Gaylord’s article, “Dicey ideas for choosing judges,” published in the Sunday, May 15, 2011 edition of the News & Record, calls for careful consideration and discussion of proposed changes to the state’s system of judicial selection. Specifically, he expresses concern about the degree of political and ideological influence that may enter into deliberations of the proposed judicial selection committee of the state, as opposed to the current system of selecting judges through public elections. He also points out that judicial candidates would still need to raise money to fund re-election campaigns under the proposed system, even though one of arguments for changing the system is to remove the taint of improper influence through donations to the election campaigns of judicial candidates.

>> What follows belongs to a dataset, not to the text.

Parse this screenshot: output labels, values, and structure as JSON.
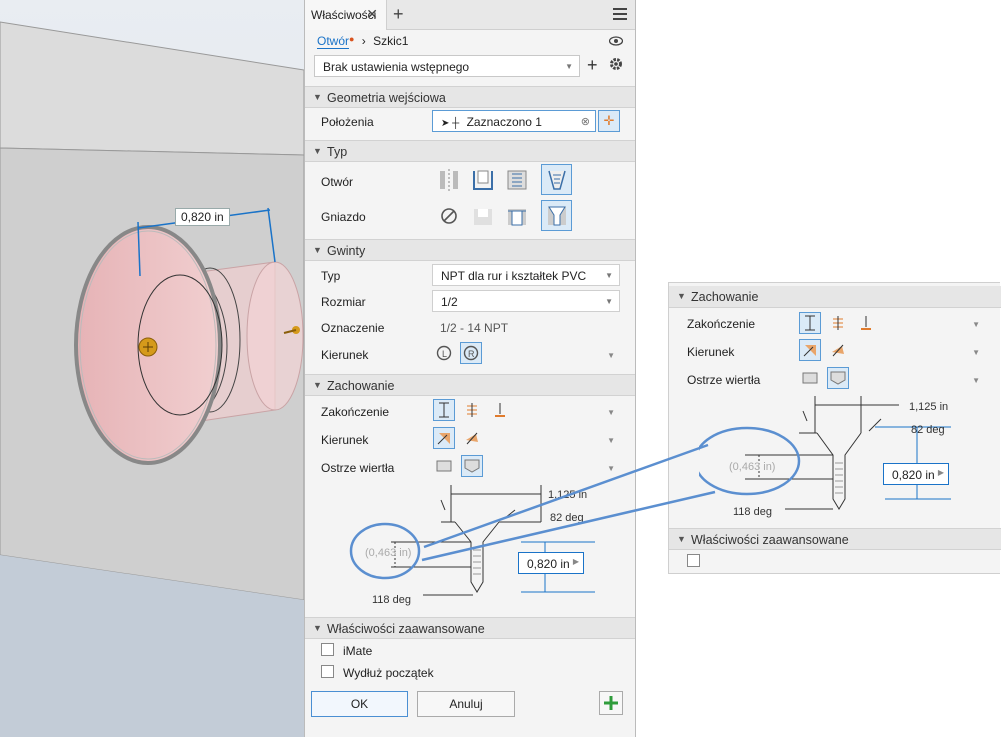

The 2010 Annual Report of The Federalist Society highlights a White Paper authored by Gaylord on the low number of cases being decided by the North Carolina Supreme Court and the resultant lack of legal guidance for the state, suggesting that the research will be an important resource as debates over judicial selection continue on the state.
A May 6 North Carolina Lawyers Weekly article draws on Gaylord’s research in the productivity of the state Supreme Court and on his insights related to the possible implications of the low rate of decisions by the court, including deterring certain companies from coming to North Carolina or impacting voters’ choices in judicial elections.